|Title||Genomic Flatlining in the Endangered Island Fox.|
|Publication Type||Journal Article|
|Year of Publication||2016|
|Authors||Robinson, JA, Del Vecchyo, DOrtega-, Fan, Z, Kim, BY, vonHoldt, BM, Marsden, CD, Lohmueller, KE, Wayne, RK|
|Date Published||2016 May 09|
|Keywords||Animals, California, Demography, Endangered Species, Foxes, Genetic Variation, Genomics, Genotype, Islands|
Genetic studies of rare and endangered species often focus on defining and preserving genetically distinct populations, especially those having unique adaptations [1, 2]. Much less attention is directed at understanding the landscape of deleterious variation, an insidious consequence of geographic isolation and the inefficiency of natural selection to eliminate harmful variants in small populations [3-5]. With population sizes of many vertebrates decreasing and isolation increasing through habitat fragmentation and loss, understanding the extent and nature of deleterious variation in small populations is essential for predicting and enhancing population persistence. The Channel Island fox (Urocyon littoralis) is a dwarfed species that inhabits six of California's Channel Islands and is derived from the mainland gray fox (U. cinereoargenteus).
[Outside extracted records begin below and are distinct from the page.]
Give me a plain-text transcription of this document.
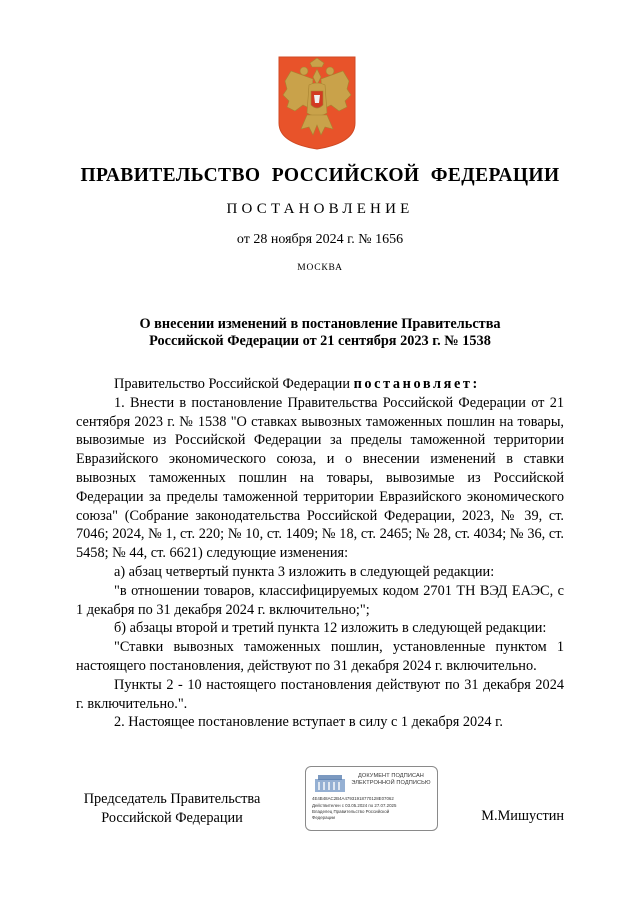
ПРАВИТЕЛЬСТВО РОССИЙСКОЙ ФЕДЕРАЦИИ
ПОСТАНОВЛЕНИЕ
от 28 ноября 2024 г. № 1656
МОСКВА
О внесении изменений в постановление Правительства
Российской Федерации от 21 сентября 2023 г. № 1538

Правительство Российской Федерации постановляет:

1. Внести в постановление Правительства Российской Федерации от 21 сентября 2023 г. № 1538 "О ставках вывозных таможенных пошлин на товары, вывозимые из Российской Федерации за пределы таможенной территории Евразийского экономического союза, и о внесении изменений в ставки вывозных таможенных пошлин на товары, вывозимые из Российской Федерации за пределы таможенной территории Евразийского экономического союза" (Собрание законодательства Российской Федерации, 2023, № 39, ст. 7046; 2024, № 1, ст. 220; № 10, ст. 1409; № 18, ст. 2465; № 28, ст. 4034; № 36, ст. 5458; № 44, ст. 6621) следующие изменения:

а) абзац четвертый пункта 3 изложить в следующей редакции:

"в отношении товаров, классифицируемых кодом 2701 ТН ВЭД ЕАЭС, с 1 декабря по 31 декабря 2024 г. включительно;";

б) абзацы второй и третий пункта 12 изложить в следующей редакции:

"Ставки вывозных таможенных пошлин, установленные пунктом 1 настоящего постановления, действуют по 31 декабря 2024 г. включительно.

Пункты 2 - 10 настоящего постановления действуют по 31 декабря 2024 г. включительно.".

2. Настоящее постановление вступает в силу с 1 декабря 2024 г.

Председатель Правительства
Российской Федерации
ДОКУМЕНТ ПОДПИСАН
ЭЛЕКТРОННОЙ ПОДПИСЬЮ
4E4B48AC2B4A47931918770128E07062
Действителен с 03.05.2024 по 27.07.2025
Владелец Правительство Российской
Федерации	М.Мишустин
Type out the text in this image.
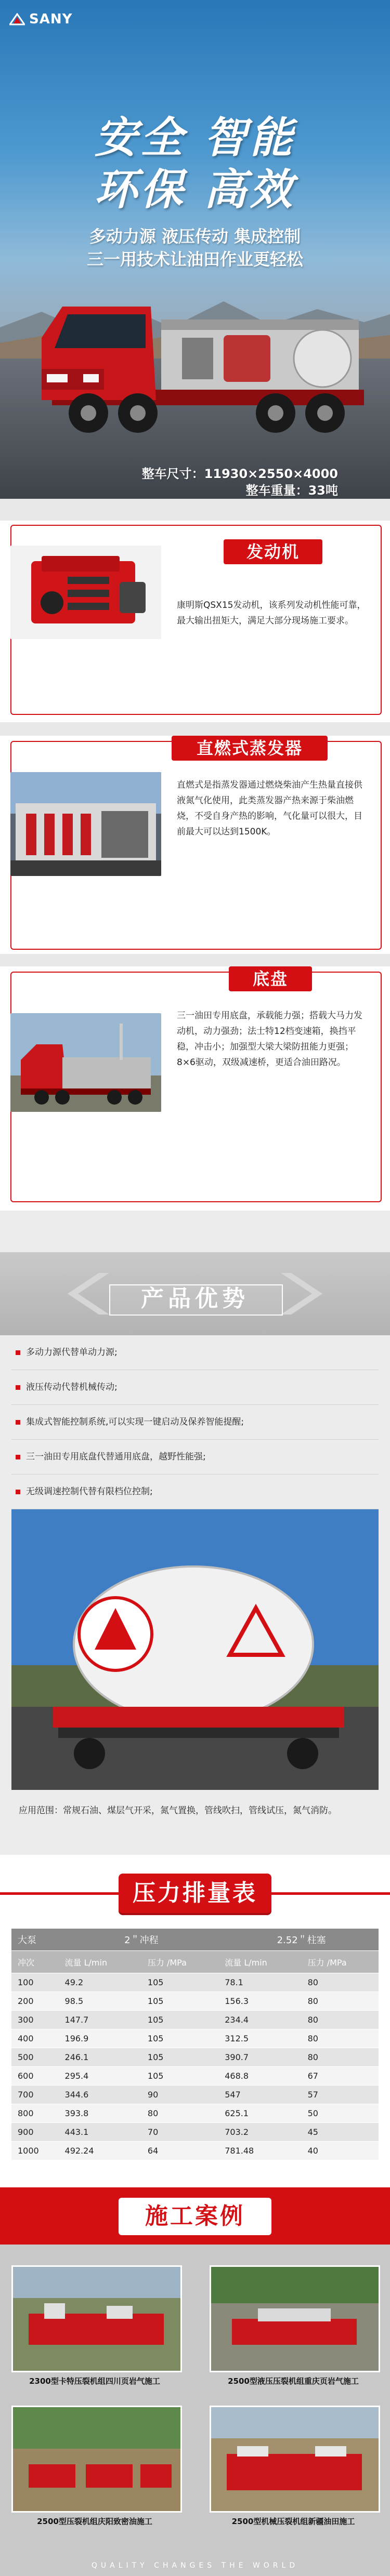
SANY
安全 智能
环保 高效
多动力源 液压传动 集成控制
三一用技术让油田作业更轻松
整车尺寸：11930×2550×4000
整车重量：33吨
发动机
康明斯QSX15发动机，该系列发动机性能可靠，最大输出扭矩大，满足大部分现场施工要求。
直燃式蒸发器
直燃式是指蒸发器通过燃烧柴油产生热量直接供液氮气化使用，此类蒸发器产热来源于柴油燃烧，不受自身产热的影响，气化量可以很大，目前最大可以达到1500K。
底盘
三一油田专用底盘，承载能力强；搭载大马力发动机，动力强劲；法士特12档变速箱，换挡平稳，冲击小；加强型大梁大梁防扭能力更强；8×6驱动，双级减速桥，更适合油田路况。
产品优势
多动力源代替单动力源;
液压传动代替机械传动;
集成式智能控制系统,可以实现一键启动及保养智能提醒;
三一油田专用底盘代替通用底盘，越野性能强;
无级调速控制代替有限档位控制;
应用范围：常规石油、煤层气开采，氮气置换，管线吹扫，管线试压，氮气消防。
压力排量表
大泵	2＂冲程		2.52＂柱塞	
冲次	流量 L/min	压力 /MPa	流量 L/min	压力 /MPa
100	49.2	105	78.1	80
200	98.5	105	156.3	80
300	147.7	105	234.4	80
400	196.9	105	312.5	80
500	246.1	105	390.7	80
600	295.4	105	468.8	67
700	344.6	90	547	57
800	393.8	80	625.1	50
900	443.1	70	703.2	45
1000	492.24	64	781.48	40
施工案例
2300型卡特压裂机组四川页岩气施工	2500型液压压裂机组重庆页岩气施工
2500型压裂机组庆阳致密油施工	2500型机械压裂机组新疆油田施工
QUALITY CHANGES THE WORLD
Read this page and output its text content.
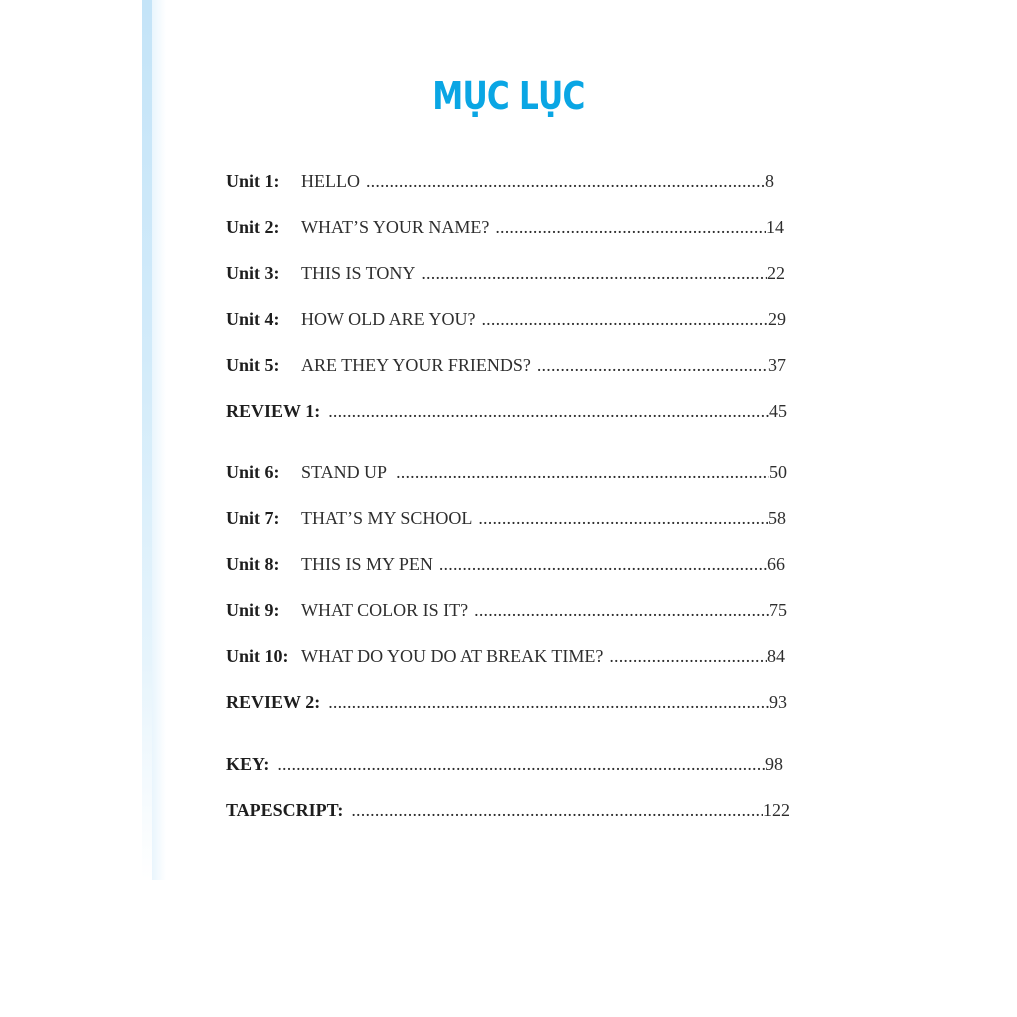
MỤC LỤC
Unit 1:	HELLO .....	8
Unit 2:	WHAT’S YOUR NAME? .....	14
Unit 3:	THIS IS TONY .....	22
Unit 4:	HOW OLD ARE YOU? .....	29
Unit 5:	ARE THEY YOUR FRIENDS? .....	37
REVIEW 1: .....	45
Unit 6:	STAND UP .....	50
Unit 7:	THAT’S MY SCHOOL .....	58
Unit 8:	THIS IS MY PEN .....	66
Unit 9:	WHAT COLOR IS IT? .....	75
Unit 10: WHAT DO YOU DO AT BREAK TIME? .....	84
REVIEW 2: .....	93
KEY: .....	98
TAPESCRIPT: .....	122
These isolated island populations have persisted for thousands of years at extremely small population sizes [6, 7] and, consequently, are a model for testing ideas about the accumulation of deleterious variation in small populations under natural conditions. Analysis of complete genome sequence data from island foxes shows a dramatic decrease in genome-wide variation and a sharp increase in the homozygosity of deleterious variants. The San Nicolas Island population has a near absence of variation, demonstrating a unique genetic flatlining that is punctuated by heterozygosity hotspots, enriched for olfactory receptor genes and other genes with high levels of ancestral variation. These findings question the generality of the small-population paradigm that maintains substantial genetic variation is necessary for short- and long-term persistence.